Des atouts naturels et logistiques
Le canton du Valais offre une diversité compacte. En une heure et demie, les équipes de tournage disposent de glaciers, de villages typiques, de paysages de vignes, de lacs ou de plateaux désertiques. L’accès est garanti toute l’année, avec le dégagement du Simplon et de la Furka, sans compter que le soleil y brille 300 jours par an !
De plus, il existe sur place des structures de soutien très importantes : la Valais Film Commission et l’association Valais Films. Active depuis 2007, celle-ci regroupe 102 membres — réalisateurs, monteurs, scénaristes, producteurs, cadreurs, acteurs, etc. Pont entre les professionnels et les institutions, elle est à l’origine de deux structures fondamentales pour le développement du cinéma dans le canton.
La Valais Film Commission, créée en 2021, a pour vocation de promouvoir la terre de Claude Barras* comme terre d’accueil pour les tournages, notamment grâce à des incitations financières conséquentes. Elle incarne un véritable outil de valorisation de la géographie, du savoir-faire, du terroir et du professionnalisme du canton.
Dès 2013, l’idée de proposer un studio dédié à la production — avec plateaux de tournage et professionnels à disposition — germe. C’est désormais chose faite : Studio 13 est inauguré en novembre 2024.
Vincent Savoy, président de l’association Valais Films et de Studio 13, explique : « Avant sa création, en cas de mauvais temps, les réalisateurs improvisaient leurs scènes intérieures dans des halles ou entrepôts, ou devaient changer leur planning pour perdre le moins de temps possible et limiter l’augmentation de leur budget. »
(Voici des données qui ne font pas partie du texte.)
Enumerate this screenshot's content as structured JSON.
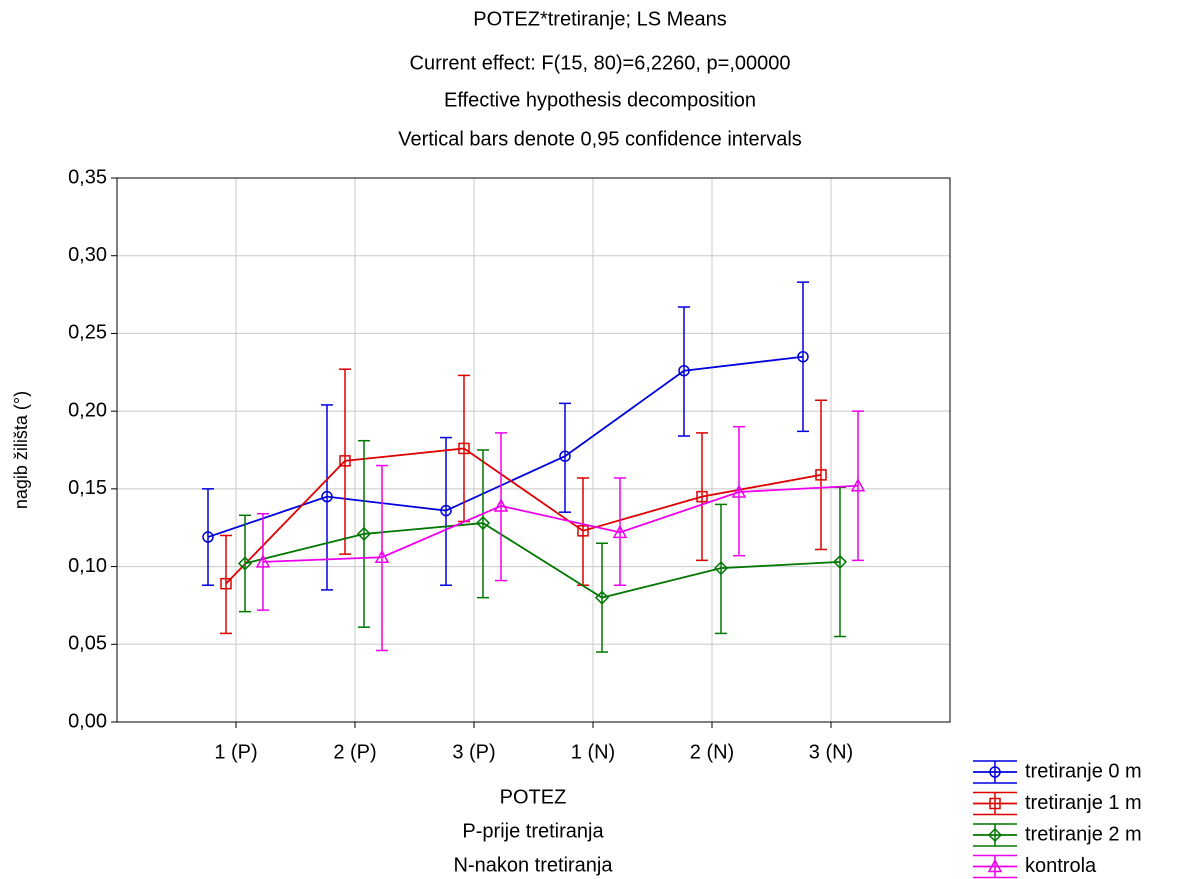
{
  "chart_data": {
    "type": "line",
    "title": [
      "POTEZ*tretiranje; LS Means",
      "Current effect: F(15, 80)=6,2260, p=,00000",
      "Effective hypothesis decomposition",
      "Vertical bars denote 0,95 confidence intervals"
    ],
    "x_label": [
      "POTEZ",
      "P-prije tretiranja",
      "N-nakon tretiranja"
    ],
    "y_label": "nagib žilišta (°)",
    "categories": [
      "1 (P)",
      "2 (P)",
      "3 (P)",
      "1 (N)",
      "2 (N)",
      "3 (N)"
    ],
    "ylim": [
      0,
      0.35
    ],
    "yticks": [
      {
        "value": 0,
        "label": "0,00"
      },
      {
        "value": 0.05,
        "label": "0,05"
      },
      {
        "value": 0.1,
        "label": "0,10"
      },
      {
        "value": 0.15,
        "label": "0,15"
      },
      {
        "value": 0.2,
        "label": "0,20"
      },
      {
        "value": 0.25,
        "label": "0,25"
      },
      {
        "value": 0.3,
        "label": "0,30"
      },
      {
        "value": 0.35,
        "label": "0,35"
      }
    ],
    "grid": true,
    "legend": "bottom-right",
    "series": [
      {
        "name": "tretiranje 0 m",
        "color": "#0000dd",
        "marker": "circle",
        "values": [
          0.119,
          0.145,
          0.136,
          0.171,
          0.226,
          0.235
        ],
        "lower": [
          0.088,
          0.085,
          0.088,
          0.135,
          0.184,
          0.187
        ],
        "upper": [
          0.15,
          0.204,
          0.183,
          0.205,
          0.267,
          0.283
        ]
      },
      {
        "name": "tretiranje 1 m",
        "color": "#dd0000",
        "marker": "square",
        "values": [
          0.089,
          0.168,
          0.176,
          0.123,
          0.145,
          0.159
        ],
        "lower": [
          0.057,
          0.108,
          0.129,
          0.088,
          0.104,
          0.111
        ],
        "upper": [
          0.12,
          0.227,
          0.223,
          0.157,
          0.186,
          0.207
        ]
      },
      {
        "name": "tretiranje 2 m",
        "color": "#007700",
        "marker": "diamond",
        "values": [
          0.102,
          0.121,
          0.128,
          0.08,
          0.099,
          0.103
        ],
        "lower": [
          0.071,
          0.061,
          0.08,
          0.045,
          0.057,
          0.055
        ],
        "upper": [
          0.133,
          0.181,
          0.175,
          0.115,
          0.14,
          0.151
        ]
      },
      {
        "name": "kontrola",
        "color": "#ee00ee",
        "marker": "triangle",
        "values": [
          0.103,
          0.106,
          0.139,
          0.122,
          0.148,
          0.152
        ],
        "lower": [
          0.072,
          0.046,
          0.091,
          0.088,
          0.107,
          0.104
        ],
        "upper": [
          0.134,
          0.165,
          0.186,
          0.157,
          0.19,
          0.2
        ]
      }
    ]
  }
}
Avoir un cover set permet de concentrer les jours de travail sur un même lieu, tout en offrant flexibilité et liberté esthétique dans les décors. Désormais, il faudra compter sur le Valais dans la course aux lieux de tournage, c’est certain.
Le canton profite de son relief spectaculaire, mais possède aussi de sérieux atouts logistiques, un vivier de talents et une volonté politique forte et proactive. Entre mémoire alpine et studio spécialisé, il s’impose comme un plateau naturel et professionnel pour le cinéma mondial.
*Originaire de Sierre, il est le réalisateur des films d’animation Ma vie de courgette et Sauvages.